THE SAD STORY OF THE PERSECUTED LORDS OF FINANCE.
Why is everybody complaining about the American financial system? Is it because it is not enough of a free market anymore? In the past American financiers could buy and sell people. That was really free and easy going. George Washington, an astute investor, owned three hundred people when he died. He obstinately refused to free them, in spite of his friend Lafayette's entreaties. That was American character at its best. It's not because you have a French friend, and four-fifths of your army was French, and 90% of your ammunition was French, and all your navy was French, that you should make your civilizational practices French too. That would be like, well, slavery. Now Washington is dead, but his spirit lives in the capital named after him. To the extent pesky French progressivism has allowed it to. But it has been a rough ride.
OK, slavery was rough, too. Now, though, there is a huge improvement, it's more like serfdom. American people work hard, and then send all their money to their American Lords of Finance. So why are people complaining so much? The Lords of Finance are the best and the brightest, remember?
Let good Americans look up to Warren Buffet, an owner of one of these two or three (American) credit rating agencies that rule the world. These agencies allowed other plutocrats to build the worldwide pyramid, that Ponzi scheme of stealing the savers' money, and giving it all to the wealthiest of the rich, the hedge funds and private equity. The credit rating agencies gave them the respectability necessary to do so, just as Mr. Buffet, with his grandfatherly looks, personally gives respectability to the lure of the plutocrat. So does the crocodile look like an old tree trunk, and drifts reassuringly down the lazy river. Interview the plutocrat, or the oligarch, and he will gush respectably about sports and the home team, showing that this is all what this simple man cares about. it's not about ripping you off, and drinking all your money, or your blood, heavens forbid. Just if you can't pay for health care, why should you get it? Is it not a free market? Pay as you go? Don't pay, well, just don't go and die. Mr. Buffet, the friend of Obama (they both said), has made a fortune in health care. If slavery was around, no doubt Mr. Buffet would make a fortune in slavery. But, sadly, slavery is no more. Thank God for hedge funds, though: they make slavery without chains possible at last...

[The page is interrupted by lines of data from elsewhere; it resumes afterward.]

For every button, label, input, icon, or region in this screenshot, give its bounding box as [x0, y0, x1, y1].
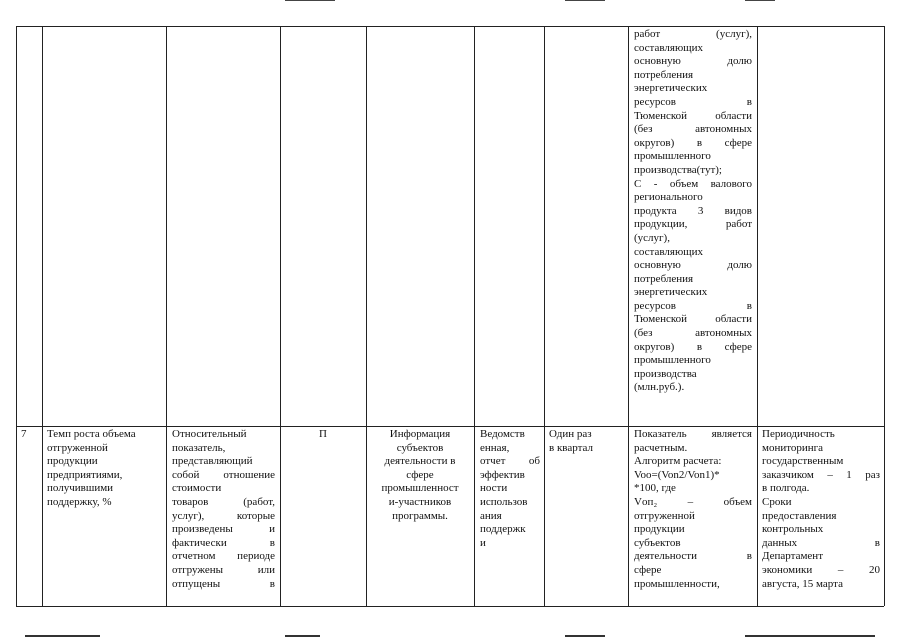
scan-mark: [745, 0, 775, 1]
monitoring-schedule: Периодичность мониторинга государственным заказчиком – 1 раз в полгода. Сроки предоставления контрольных данных в Департамент экономики – 20 августа, 15 марта: [762, 428, 880, 590]
scan-mark: [565, 0, 605, 1]
column-border: [628, 26, 629, 606]
column-border: [280, 26, 281, 606]
row-divider: [16, 426, 884, 427]
formula-continuation: работ (услуг), составляющих основную долю потребления энергетических ресурсов в Тюменской области (без автономных округов) в сфере промышленного производства(тут); С - объем валового регионального продукта 3 видов продукции, работ (услуг), составляющих основную долю потребления энергетических ресурсов в Тюменской области (без автономных округов) в сфере промышленного производства (млн.руб.).: [634, 28, 752, 394]
column-border: [757, 26, 758, 606]
column-border: [16, 26, 17, 606]
column-border: [366, 26, 367, 606]
reporting-form: Ведомств енная, отчет об эффектив ности использов ания поддержк и: [480, 428, 540, 549]
table-top-border: [16, 26, 884, 27]
scan-mark: [285, 635, 320, 637]
scan-mark: [745, 635, 875, 637]
column-border: [166, 26, 167, 606]
column-border: [42, 26, 43, 606]
scan-mark: [25, 635, 100, 637]
column-border: [474, 26, 475, 606]
indicator-definition: Относительный показатель, представляющий собой отношение стоимости товаров (работ, услуг), которые произведены и фактически в отчетном периоде отгружены или отпущены в: [172, 428, 275, 590]
column-border: [544, 26, 545, 606]
scan-mark: [565, 635, 605, 637]
row-number: 7: [21, 428, 27, 440]
indicator-name: Темп роста объема отгруженной продукции предприятиями, получившими поддержку, %: [47, 428, 136, 508]
calculation-method: Показатель является расчетным. Алгоритм расчета: Voo=(Von2/Von1)* *100, где Vоп₂ – объем отгруженной продукции субъектов деятельности в сфере промышленности,: [634, 428, 752, 590]
data-source: Информация субъектов деятельности в сфере промышленност и-участников программы.: [381, 428, 459, 522]
table-bottom-border: [16, 606, 884, 607]
collection-frequency: Один раз в квартал: [549, 428, 593, 454]
indicator-type: П: [319, 428, 327, 440]
scan-mark: [285, 0, 335, 1]
column-border: [884, 26, 885, 606]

Interest rates on credit of the order of 30%, high enough to justify execution of the lenders in some jurisdictions in the Middle Ages, are a reality of contemporary American life. So just let all good Americans look at the positive side, watch sports on TV, get totally critical and knowledgeable about their silly sport teams, and manage their anger like good little sheep. Let the French get all worked up about human rights, and demonstrate in their stead. The French are obviously antibusiness: when the French proclaimed the Universal Rights of Man, and outlawed slavery worldwide, they interfered with American business. 75 years later the free market in human beings was abrogated in the USA, causing huge losses for American business (the economy of the American South had been growing tremendously, thanks to the fast growing use of slaves in industry; the civil war, and the abrogation of slavery destroyed that). One trembles to imagine what new antibusiness measures Europe intends to torture the American Lords of Finance with.